Two of the designated companies are Hikvision and Dahua, producers of the artificial intelligence surveillance technology that has been crucial to Beijing’s rapid, mass round-up of Uighurs. At the bidding of Xinjiang Chief Administrator Chen Quanguo, the government has deployed their technology throughout the region to monitor its minority Muslim Uighur population.

In addition to deploying the surveillance technology, Chen created and implemented a grid-style social management system, placing so-called “convenience” police stations on every corner.

An intrusive police presence, combined with the surveillance technology, has enabled China to arbitrarily detain more than 1 million Uighurs and place them in political re-education facilities.

The scale of these human rights violations have no parallel in the 21st century. Uighur Muslims inside these political reeducation facilities are subject to forced indoctrination, self-criticism sessions, and mandatory Mandarin lessons. Reports of torture, forced labor, and even death, abound. Many Uighurs living abroad have lost contact with family members who have disappeared into the vast web of these camps.

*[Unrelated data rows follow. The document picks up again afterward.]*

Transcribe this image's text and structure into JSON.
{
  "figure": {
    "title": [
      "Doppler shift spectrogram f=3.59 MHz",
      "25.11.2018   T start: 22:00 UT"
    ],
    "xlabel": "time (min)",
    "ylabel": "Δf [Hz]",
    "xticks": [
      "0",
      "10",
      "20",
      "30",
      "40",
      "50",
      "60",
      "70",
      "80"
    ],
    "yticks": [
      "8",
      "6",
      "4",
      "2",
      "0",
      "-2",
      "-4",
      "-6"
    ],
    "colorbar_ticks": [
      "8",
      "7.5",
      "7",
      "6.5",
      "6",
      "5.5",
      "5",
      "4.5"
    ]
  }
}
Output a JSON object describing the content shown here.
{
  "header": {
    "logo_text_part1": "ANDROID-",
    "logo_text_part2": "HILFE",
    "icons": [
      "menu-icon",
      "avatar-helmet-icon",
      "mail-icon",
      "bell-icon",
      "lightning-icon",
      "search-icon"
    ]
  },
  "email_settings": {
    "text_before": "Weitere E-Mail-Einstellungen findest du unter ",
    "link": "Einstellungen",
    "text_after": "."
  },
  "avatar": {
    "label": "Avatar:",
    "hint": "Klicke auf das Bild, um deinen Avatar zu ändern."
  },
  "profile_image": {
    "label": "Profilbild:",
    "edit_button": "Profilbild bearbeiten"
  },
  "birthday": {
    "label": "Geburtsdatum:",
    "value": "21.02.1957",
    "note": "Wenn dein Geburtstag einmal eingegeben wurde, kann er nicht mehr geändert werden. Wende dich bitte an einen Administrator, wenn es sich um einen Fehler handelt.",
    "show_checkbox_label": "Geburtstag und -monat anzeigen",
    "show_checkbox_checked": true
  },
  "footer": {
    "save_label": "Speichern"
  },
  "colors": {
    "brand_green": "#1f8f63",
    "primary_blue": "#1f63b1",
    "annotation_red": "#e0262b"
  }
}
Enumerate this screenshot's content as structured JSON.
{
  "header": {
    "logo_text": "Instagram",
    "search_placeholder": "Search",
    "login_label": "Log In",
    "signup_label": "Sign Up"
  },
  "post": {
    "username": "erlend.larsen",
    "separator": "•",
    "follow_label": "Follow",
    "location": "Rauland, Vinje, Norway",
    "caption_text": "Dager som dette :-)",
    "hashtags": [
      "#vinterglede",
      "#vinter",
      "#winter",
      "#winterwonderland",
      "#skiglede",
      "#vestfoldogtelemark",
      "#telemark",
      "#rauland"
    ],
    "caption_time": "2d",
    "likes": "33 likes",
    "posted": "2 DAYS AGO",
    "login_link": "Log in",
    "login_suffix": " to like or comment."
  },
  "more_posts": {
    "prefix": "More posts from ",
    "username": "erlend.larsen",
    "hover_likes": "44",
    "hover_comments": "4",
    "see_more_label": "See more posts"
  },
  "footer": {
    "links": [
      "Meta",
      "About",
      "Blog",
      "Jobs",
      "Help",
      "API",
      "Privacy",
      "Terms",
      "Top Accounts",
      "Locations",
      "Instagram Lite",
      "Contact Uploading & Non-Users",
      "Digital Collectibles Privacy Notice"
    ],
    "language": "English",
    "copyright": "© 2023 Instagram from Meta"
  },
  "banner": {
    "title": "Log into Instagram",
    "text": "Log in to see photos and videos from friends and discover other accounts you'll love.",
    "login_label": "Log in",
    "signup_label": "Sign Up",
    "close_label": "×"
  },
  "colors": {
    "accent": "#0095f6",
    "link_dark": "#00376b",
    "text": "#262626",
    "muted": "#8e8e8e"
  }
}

Until now, the U.S. has done little to respond these human rights abuses. Strong statements from Vice President Mike Pence and Ambassador for International Religious Freedom Sam Brownback intimated that some action might be on the horizon. Toward the tail end of 2018, there were whispers of potential sanctions against individuals like Chen Quanguo. Yet now, almost a year later, not a single individual in China has been financially sanctioned for human rights violations in Xinjiang. Newly announced visa restrictions represent a positive step toward personal accountability for the violations members of the Chinese government have perpetrated.

While these designations are a welcome move, the timing of both decisions is dubious. Issued on the eve of meetings related to ongoing U.S.-China trade negotiations, these actions may have been taken to either increase pressure on the talks or to scuttle them. It may have simply been a lack of coordination among the various agencies involved in China policy.  Whatever the case may be, the designations were long overdue.

Responding to human rights challenges is strategic in its own right. It is the American way to defend freedom all across the globe. In this case, it is in U.S. interests to respond with strength to atrocities in Xinjiang because there is an ongoing competition between systems of governance – authoritarianism and democracy. Standing for liberty ensures the vitality of universal values in Asia and strengthens the hand of those who stand for them.

The decision to designate these 28 Chinese entities and institute travel restrictions are welcome first steps – but they are just that – first steps. In a Heritage Foundation report released earlier this year, I outlined a series of next steps the U.S. government should consider to respond to the crisis in Xinjiang.

For one, there is a strong need to institute targeted financial sanctions against individuals like Chen Quanguo and others responsible for violating human rights. The U.S. should also consider creating a Special Coordinator for Xinjiang, modeled after the Special Coordinator for Tibet position – a post that has regrettably remained vacant under the Trump administration. Finally, the U.S. government should do more to investigate and target the use of forced labor in Xinjiang.

The U.S. should move beyond first steps and prioritize the defense of human rights and freedom in China, regardless of any motivations related to ongoing trade negotiations.